Metadata Module

Overview

SparkSneeze automatically enriches all data with standardized metadata fields for tracking, auditing, and data lineage. This ensures consistent data governance across all strategies and operations.

Every record processed by SparkSneeze receives metadata fields that track:

  • Validity periods - When records are valid from/to

  • Active status - Whether records are currently active

  • Data fingerprinting - Hash of data columns for change detection

  • System information - Strategy, version, and processing details

Metadata Fields

All metadata fields use a configurable prefix (default: _META):

_META_valid_from (TimestampType)

Record validity start timestamp. Set to the current time when records are processed, ensuring all records in a batch have the same timestamp.

_META_valid_to (TimestampType)

Record validity end timestamp. Set to 2999-12-31 23:59:59 for active records, indicating they are currently valid.

_META_active (BooleanType)

Active record indicator. Always True for records processed by DropCreate, Truncate, Append, and Upsert strategies. The Historize strategy may set this to False for superseded records.

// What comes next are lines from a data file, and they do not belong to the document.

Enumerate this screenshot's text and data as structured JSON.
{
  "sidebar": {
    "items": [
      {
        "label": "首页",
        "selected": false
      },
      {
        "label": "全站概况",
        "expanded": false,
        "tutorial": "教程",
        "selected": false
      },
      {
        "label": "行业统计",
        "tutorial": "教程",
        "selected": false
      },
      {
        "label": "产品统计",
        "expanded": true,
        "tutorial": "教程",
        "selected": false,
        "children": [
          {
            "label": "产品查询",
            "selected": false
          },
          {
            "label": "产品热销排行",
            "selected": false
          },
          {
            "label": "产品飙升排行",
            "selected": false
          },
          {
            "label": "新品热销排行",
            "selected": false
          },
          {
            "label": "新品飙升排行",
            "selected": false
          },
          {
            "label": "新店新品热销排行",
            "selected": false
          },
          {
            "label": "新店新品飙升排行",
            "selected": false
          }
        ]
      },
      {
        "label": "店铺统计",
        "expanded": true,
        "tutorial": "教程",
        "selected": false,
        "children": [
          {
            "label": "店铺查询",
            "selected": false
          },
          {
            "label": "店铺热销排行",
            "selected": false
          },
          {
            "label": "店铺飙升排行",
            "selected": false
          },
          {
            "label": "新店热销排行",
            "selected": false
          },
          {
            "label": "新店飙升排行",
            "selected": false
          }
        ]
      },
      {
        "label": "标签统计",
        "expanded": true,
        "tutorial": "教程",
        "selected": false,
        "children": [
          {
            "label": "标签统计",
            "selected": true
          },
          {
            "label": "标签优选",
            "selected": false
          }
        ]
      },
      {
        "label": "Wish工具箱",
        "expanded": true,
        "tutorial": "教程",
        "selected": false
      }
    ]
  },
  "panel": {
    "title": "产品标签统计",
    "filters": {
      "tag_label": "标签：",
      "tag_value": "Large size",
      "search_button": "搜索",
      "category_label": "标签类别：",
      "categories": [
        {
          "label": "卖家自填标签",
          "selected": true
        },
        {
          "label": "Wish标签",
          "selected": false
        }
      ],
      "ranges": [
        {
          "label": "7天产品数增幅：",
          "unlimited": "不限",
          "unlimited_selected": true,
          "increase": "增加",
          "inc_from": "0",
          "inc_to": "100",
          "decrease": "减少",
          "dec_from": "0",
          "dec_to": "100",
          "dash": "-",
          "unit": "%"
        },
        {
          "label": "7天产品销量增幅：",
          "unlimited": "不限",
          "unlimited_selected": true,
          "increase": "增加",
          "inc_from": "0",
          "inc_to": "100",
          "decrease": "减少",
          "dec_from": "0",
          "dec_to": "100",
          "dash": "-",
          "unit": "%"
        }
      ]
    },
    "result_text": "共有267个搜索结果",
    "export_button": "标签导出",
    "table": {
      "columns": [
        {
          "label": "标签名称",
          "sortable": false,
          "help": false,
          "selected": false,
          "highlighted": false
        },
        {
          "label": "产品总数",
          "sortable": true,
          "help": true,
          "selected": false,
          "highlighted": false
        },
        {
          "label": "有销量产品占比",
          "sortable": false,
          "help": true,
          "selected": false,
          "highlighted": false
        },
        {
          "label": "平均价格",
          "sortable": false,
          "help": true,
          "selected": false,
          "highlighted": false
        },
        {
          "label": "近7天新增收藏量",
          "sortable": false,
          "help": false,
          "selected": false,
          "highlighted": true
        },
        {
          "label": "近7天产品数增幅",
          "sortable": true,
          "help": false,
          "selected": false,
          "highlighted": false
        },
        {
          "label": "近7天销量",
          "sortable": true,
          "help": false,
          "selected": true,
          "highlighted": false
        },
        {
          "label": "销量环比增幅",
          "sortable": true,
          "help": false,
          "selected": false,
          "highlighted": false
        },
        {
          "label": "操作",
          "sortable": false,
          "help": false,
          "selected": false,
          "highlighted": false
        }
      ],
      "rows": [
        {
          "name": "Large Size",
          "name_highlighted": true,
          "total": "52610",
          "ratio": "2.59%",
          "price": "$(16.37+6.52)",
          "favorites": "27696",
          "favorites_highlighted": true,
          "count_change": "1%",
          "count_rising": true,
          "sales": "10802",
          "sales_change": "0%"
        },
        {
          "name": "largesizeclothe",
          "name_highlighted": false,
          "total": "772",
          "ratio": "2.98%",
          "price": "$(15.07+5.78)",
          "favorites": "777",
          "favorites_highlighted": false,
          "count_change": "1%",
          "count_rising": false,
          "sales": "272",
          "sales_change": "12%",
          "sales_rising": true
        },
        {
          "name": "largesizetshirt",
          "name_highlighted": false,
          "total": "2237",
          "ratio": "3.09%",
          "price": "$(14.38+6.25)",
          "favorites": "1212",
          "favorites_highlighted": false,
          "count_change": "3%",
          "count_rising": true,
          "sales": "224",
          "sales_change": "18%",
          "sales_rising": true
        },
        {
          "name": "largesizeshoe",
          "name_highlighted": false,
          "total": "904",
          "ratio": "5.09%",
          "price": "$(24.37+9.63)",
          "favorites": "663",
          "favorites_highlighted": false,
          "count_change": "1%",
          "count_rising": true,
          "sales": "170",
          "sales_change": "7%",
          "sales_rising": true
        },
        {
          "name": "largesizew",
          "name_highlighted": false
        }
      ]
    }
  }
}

_META_row_hash (StringType)

Hash of data columns using Spark’s MurmurHash3 algorithm. Automatically excludes:

  • All metadata fields (_META_*)

  • Key columns (for Upsert and Historize strategies)

  • Any columns specified in hash_columns configuration

_META_system_info (StringType)

JSON containing system metadata about the processing operation:

{
  "sparksneeze_version": "0.1.4",
  "strategy": "DropCreate",
  "created_at": "2025-06-19T10:30:00Z",
  "user": "system"
}

Configuration

MetadataConfig Class

Customize metadata behavior using the MetadataConfig class:

class MetadataConfig
Parameters:
  • prefix (str) – Prefix for metadata field names (default: “_META”)

  • valid_from_field (str) – Name of valid from field (default: “valid_from”)

  • valid_to_field (str) – Name of valid to field (default: “valid_to”)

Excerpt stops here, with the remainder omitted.